Charles stepped out of the pickup, a bronze key in his left hand. The gates swung open with an almighty creak, and he gestured for John to wait inside while he moved the pickup inside the fence.
Once the pickup was inside, with the rear of the vehicle nearest the door, he stepped out again.
'John. Appreciate the call the other day. I need you to wait with the truck. I'll lock the gates, but if you see so much as a shadow move out there then shout for me.'
'OK. Mind if I wait inside the truck? It's cold out here.' John mock-shivered as he made the request.
Rosenburg shrugged, but tossed him the keys anyway.
He disappeared inside the building with the key to the fence. It didn't matter; the police already had a team inside. They were in the attic, monitoring the building with infrared guns that let them see an outline of a warm body below. Soon, another heat signature appeared as the shredder began to warm up, rows of diamond-tipped teeth whirring at dizzying speed.
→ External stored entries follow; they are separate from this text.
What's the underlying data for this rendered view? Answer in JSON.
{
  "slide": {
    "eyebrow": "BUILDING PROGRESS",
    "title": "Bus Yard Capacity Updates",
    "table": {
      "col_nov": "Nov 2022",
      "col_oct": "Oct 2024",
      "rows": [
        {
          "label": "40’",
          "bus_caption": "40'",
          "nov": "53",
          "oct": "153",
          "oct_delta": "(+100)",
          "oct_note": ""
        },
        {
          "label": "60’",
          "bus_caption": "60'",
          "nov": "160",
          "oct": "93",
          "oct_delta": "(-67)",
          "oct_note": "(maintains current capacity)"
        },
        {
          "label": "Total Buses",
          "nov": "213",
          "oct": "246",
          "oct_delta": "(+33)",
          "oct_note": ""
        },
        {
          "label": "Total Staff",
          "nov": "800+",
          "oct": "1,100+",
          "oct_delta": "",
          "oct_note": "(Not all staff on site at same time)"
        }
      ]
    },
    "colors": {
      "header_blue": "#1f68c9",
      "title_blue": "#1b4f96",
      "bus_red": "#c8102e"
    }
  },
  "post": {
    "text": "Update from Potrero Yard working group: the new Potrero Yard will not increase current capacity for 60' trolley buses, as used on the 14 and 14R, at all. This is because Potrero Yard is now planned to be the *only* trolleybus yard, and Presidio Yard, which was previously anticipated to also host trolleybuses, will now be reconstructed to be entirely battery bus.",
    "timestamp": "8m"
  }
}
It was almost time to make their move. A small camera was aimed at the feeding tube for the shredder, with the feed coming over Bluetooth to their smartphones. Once they saw the first gun go in the shredder there would be an exodus from the attic. It would almost certainly cause a ruckus, but another team would have moved into place outside the building by the time he could react and run.
Rosenburg went back out to the truck, pulled back the tarpaulin and started to unload. With a nod to his lookout, he went back inside with one box. The team watched his heat signature until he reappeared on the camera. When it became evident the box was full of weapons they began to creep towards the attic hatch. It was a pull-down ladder, and as soon as they moved it he would hear them.